– Они так бурно реагируют потому, что задержанное золото – плата зарубежным поставщикам за партию современного оружия. Применять все эти автоматы, пистолеты и электрошокеры будут не только в Ленинграде, но в других местах. Поэтому коллеги из соседних регионов должны тоже как-то реагировать на бизнес наших "крёстных отцов", а не сидеть сиднями в своей провинции. Есть сведения, что в данном случае Уссер работает вместе с Веталем Холодаевым. Ювелир является покупателем, Веталь – посредником. В руководстве Главка об этом тоже хорошо известно. Тандем двух таких воротил обычно до добра не доводит. Личность Веталя – полковника-ракетчика в отставке – присутствующим должна быть знакома. Но мне довелось общаться с ним куда ближе, чем остальным. Я знаю, что человек этот способен буквально на всё – на убийство, на диверсии, на шантаж и подкуп. Нет такой гадости на свете, которую он не совершил на своём веку. Да, Веталь умён и смел, но от этого только хуже. Он мстит всему роду человеческому за свою неудавшуюся жизнь. Кстати, и у других бандитов точно такие же мотивы, – Саша явно имел в виду Готтхильфа. – Если оплата вовремя не поступит, тамошние воротилы перестанут иметь дело не только с Веталем, но и с его сестрой, с его дочерью. Он обвинит в срыве сделки Уссера, и между ними возникнет конфликт. Он совершенно не выгоден обеим сторонам, как ослабляет их и делает более уязвимыми. Терять доверие зарубежных партнёров ни Веталю, ни Семёну тоже не хочется. Сейчас им надо сохранить лицо, вырвать у нас уступку. И они пойдут до конца.

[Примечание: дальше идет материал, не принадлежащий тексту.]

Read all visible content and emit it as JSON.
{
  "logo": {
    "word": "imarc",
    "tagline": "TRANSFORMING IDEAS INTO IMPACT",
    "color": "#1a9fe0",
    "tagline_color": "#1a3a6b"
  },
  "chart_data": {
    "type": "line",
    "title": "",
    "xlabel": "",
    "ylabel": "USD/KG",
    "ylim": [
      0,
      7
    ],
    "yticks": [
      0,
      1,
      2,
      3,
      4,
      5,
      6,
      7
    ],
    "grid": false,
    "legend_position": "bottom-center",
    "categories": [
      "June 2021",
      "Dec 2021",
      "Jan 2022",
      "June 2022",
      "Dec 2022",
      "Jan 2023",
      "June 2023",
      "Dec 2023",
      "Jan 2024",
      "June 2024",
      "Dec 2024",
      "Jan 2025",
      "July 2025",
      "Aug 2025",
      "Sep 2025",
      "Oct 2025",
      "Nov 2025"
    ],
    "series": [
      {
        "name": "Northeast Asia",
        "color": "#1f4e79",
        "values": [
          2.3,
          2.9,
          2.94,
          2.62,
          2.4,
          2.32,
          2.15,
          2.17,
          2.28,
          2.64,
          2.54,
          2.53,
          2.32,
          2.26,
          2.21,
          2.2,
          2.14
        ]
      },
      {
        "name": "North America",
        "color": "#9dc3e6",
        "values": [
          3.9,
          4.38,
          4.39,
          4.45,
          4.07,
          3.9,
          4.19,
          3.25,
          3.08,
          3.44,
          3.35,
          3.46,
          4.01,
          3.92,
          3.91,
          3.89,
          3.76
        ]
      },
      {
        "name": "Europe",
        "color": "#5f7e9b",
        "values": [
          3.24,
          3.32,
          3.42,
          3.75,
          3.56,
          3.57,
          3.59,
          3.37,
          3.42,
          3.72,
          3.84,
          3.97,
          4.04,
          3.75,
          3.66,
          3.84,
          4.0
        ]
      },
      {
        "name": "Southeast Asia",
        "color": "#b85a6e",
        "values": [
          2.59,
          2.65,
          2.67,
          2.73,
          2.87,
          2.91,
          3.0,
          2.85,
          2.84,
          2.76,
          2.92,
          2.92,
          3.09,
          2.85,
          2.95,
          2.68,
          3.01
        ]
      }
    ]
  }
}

– Логично, Саня, – одобрил Захар. – Геннадий, ты хочешь что-то возразить?
– Да что здесь возражать? Это всё и так давно известно. – Петренко тщательно протирал свои очки мягкой фланелькой. – Вот если бы Александр Львович сказал, что делать нужно…
– Вот об этом мы сейчас и поговорим. – Горбовский ещё раз осмотрел своих подчинённых. Никто из них слова не просил, вопросов не задавал. Отлично – значит, ситуация им ясна. – Как следует вести себя в свете этой, честно говоря, нешуточной угрозы? На Ветале уже висит столько трупов, что лишних он не побоится. Всё равно под расстрел идти. Характер у него жестокий, амбиции непомерные, и никакими комплексами он себя не грузит. Да Веталь и сам об этом не раз гордо заявлял. Все прежние его ультиматумы не были блефом. Дело кончалось то автокатастрофой, то посылкой с взрывным устройством, то внезапным сумасшествием и суицидом. Ну, и ещё много всякого разного – вы сами в курсе. Веталь снискал себе славу крутого мэна, а потому к его угрозам нужно относится очень серьёзно. Итак?..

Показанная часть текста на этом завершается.